For more advice on breast implant surgery and capsular contracture prevention, call 020 7118 6887 to speak to the experts at the Clarence Clinic.

Am I a good candidate for a breast uplift?

good candidate for a breast uplift

For women who are unhappy with the size, shape, look or feel of their breasts, there are a number of cosmetic breast procedures that are designed to help. Women often have a preconception about how they would like their breasts to look and if they are not meeting these expectations it can lead to confidence issues and low self-esteem.
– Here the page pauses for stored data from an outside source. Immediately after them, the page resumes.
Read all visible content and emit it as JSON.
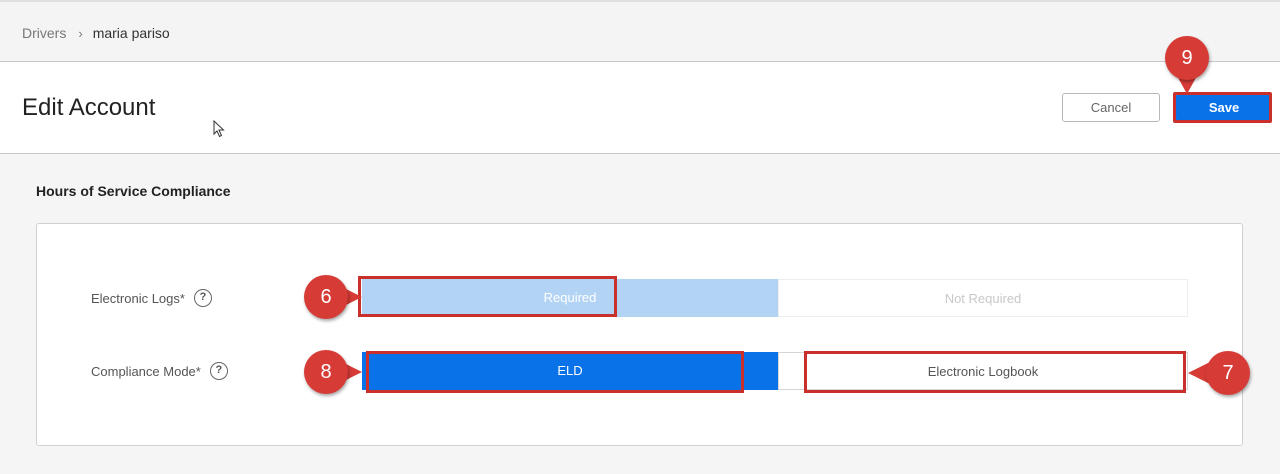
{
  "breadcrumb": {
    "parent": "Drivers",
    "separator": "›",
    "current": "maria pariso"
  },
  "header": {
    "title": "Edit Account",
    "cancel_label": "Cancel",
    "save_label": "Save"
  },
  "section": {
    "title": "Hours of Service Compliance",
    "electronic_logs": {
      "label": "Electronic Logs*",
      "help": "?",
      "options": [
        "Required",
        "Not Required"
      ],
      "selected": "Required"
    },
    "compliance_mode": {
      "label": "Compliance Mode*",
      "help": "?",
      "options": [
        "ELD",
        "Electronic Logbook"
      ],
      "selected": "ELD"
    }
  },
  "callouts": {
    "save": "9",
    "required": "6",
    "eld": "8",
    "logbook": "7"
  },
  "colors": {
    "accent": "#0a72e8",
    "accent_light": "#b3d3f4",
    "callout": "#d63b36"
  },
  "icons": {
    "cursor": "mouse-pointer-icon",
    "help": "question-circle-icon"
  }
}
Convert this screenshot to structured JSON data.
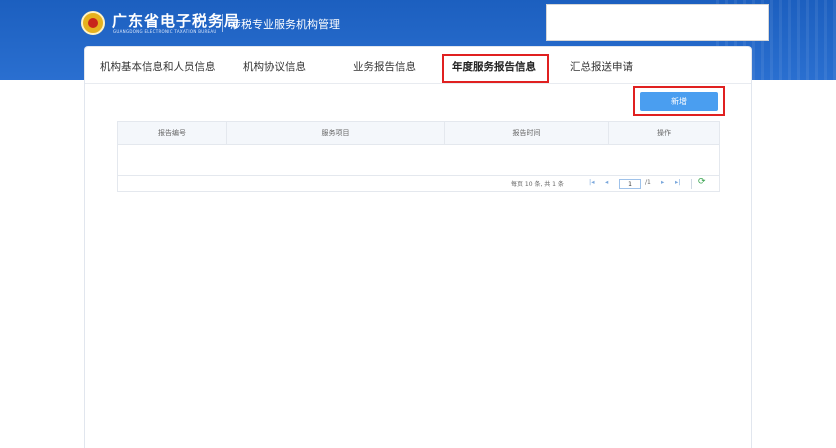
{
  "header": {
    "brand_main": "广东省电子税务局",
    "brand_sub": "GUANGDONG ELECTRONIC TAXATION BUREAU",
    "system_name": "涉税专业服务机构管理",
    "colors": {
      "banner": "#2a6fd0",
      "accent": "#2e73d9",
      "highlight": "#e02020"
    }
  },
  "tabs": [
    {
      "label": "机构基本信息和人员信息",
      "active": false
    },
    {
      "label": "机构协议信息",
      "active": false
    },
    {
      "label": "业务报告信息",
      "active": false
    },
    {
      "label": "年度服务报告信息",
      "active": true
    },
    {
      "label": "汇总报送申请",
      "active": false
    }
  ],
  "toolbar": {
    "add_label": "新增"
  },
  "table": {
    "columns": [
      "报告编号",
      "服务项目",
      "报告时间",
      "操作"
    ],
    "rows": []
  },
  "pager": {
    "summary": "每页 10 条, 共 1 条",
    "current_page": "1",
    "total_pages": "/1",
    "first_icon": "first-page-icon",
    "prev_icon": "prev-page-icon",
    "next_icon": "next-page-icon",
    "last_icon": "last-page-icon",
    "refresh_icon": "refresh-icon"
  }
}
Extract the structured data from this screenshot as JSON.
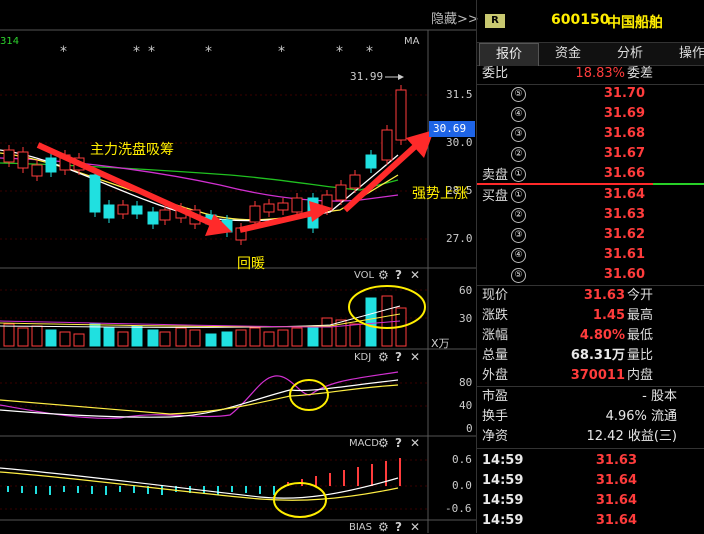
{
  "header": {
    "hide_label": "隐藏>>",
    "top_left_code": "314",
    "ma_label": "MA"
  },
  "stock": {
    "badge": "R",
    "code": "600150",
    "name": "中国船舶"
  },
  "tabs": [
    "报价",
    "资金",
    "分析",
    "操作"
  ],
  "main_chart": {
    "price_marker": "31.99",
    "current_price_tag": "30.69",
    "y_ticks": [
      "31.5",
      "30.0",
      "28.5",
      "27.0"
    ],
    "annotations": {
      "washout": "主力洗盘吸筹",
      "recover": "回暖",
      "strong": "强势上涨"
    },
    "accent_red": "#ff2a2a",
    "marker_blue": "#1e64e6",
    "highlight_yellow": "#ffee00"
  },
  "vol_panel": {
    "label": "VOL",
    "y_ticks": [
      "60",
      "30"
    ],
    "unit": "X万"
  },
  "kdj_panel": {
    "label": "KDJ",
    "y_ticks": [
      "80",
      "40",
      "0"
    ]
  },
  "macd_panel": {
    "label": "MACD",
    "y_ticks": [
      "0.6",
      "0.0",
      "-0.6"
    ]
  },
  "bias_panel": {
    "label": "BIAS"
  },
  "panel_icons": [
    "gear-icon",
    "question-icon",
    "close-icon"
  ],
  "quote": {
    "weibi_label": "委比",
    "weibi": "18.83%",
    "weicha_label": "委差",
    "sell_label": "卖盘",
    "buy_label": "买盘",
    "sell": [
      {
        "n": "⑤",
        "price": "31.70"
      },
      {
        "n": "④",
        "price": "31.69"
      },
      {
        "n": "③",
        "price": "31.68"
      },
      {
        "n": "②",
        "price": "31.67"
      },
      {
        "n": "①",
        "price": "31.66"
      }
    ],
    "buy": [
      {
        "n": "①",
        "price": "31.64"
      },
      {
        "n": "②",
        "price": "31.63"
      },
      {
        "n": "③",
        "price": "31.62"
      },
      {
        "n": "④",
        "price": "31.61"
      },
      {
        "n": "⑤",
        "price": "31.60"
      }
    ],
    "stats": [
      {
        "l": "现价",
        "v": "31.63",
        "r": "今开",
        "color": "red"
      },
      {
        "l": "涨跌",
        "v": "1.45",
        "r": "最高",
        "color": "red"
      },
      {
        "l": "涨幅",
        "v": "4.80%",
        "r": "最低",
        "color": "red"
      },
      {
        "l": "总量",
        "v": "68.31万",
        "r": "量比",
        "color": "white"
      },
      {
        "l": "外盘",
        "v": "370011",
        "r": "内盘",
        "color": "red"
      }
    ],
    "stats2": [
      {
        "l": "市盈",
        "v": "- 股本",
        "color": "white"
      },
      {
        "l": "换手",
        "v": "4.96% 流通",
        "color": "white"
      },
      {
        "l": "净资",
        "v": "12.42 收益(三)",
        "color": "white"
      }
    ],
    "ticks": [
      {
        "t": "14:59",
        "p": "31.63"
      },
      {
        "t": "14:59",
        "p": "31.64"
      },
      {
        "t": "14:59",
        "p": "31.64"
      },
      {
        "t": "14:59",
        "p": "31.64"
      }
    ]
  }
}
One of these procedures is breast lift surgery which is a surgical procedure also known as a mastopexy. The operation lifts the breast tissue and the nipple and also takes away excess skin. The breasts are reshaped after the procedure and sometimes this operation is conducted alongside a breast enhancement surgery where implants are inserted as part of the reshaping process.

This is not always the case though it depends on the volume of the breast and the look that the patient is hoping to achieve. Breast lift surgery is typically sought by women who have gained and lost a significant amount of weight, who have had multiple pregnancies with breastfeeding, or whose breasts are naturally lower than they feel they would like them to be.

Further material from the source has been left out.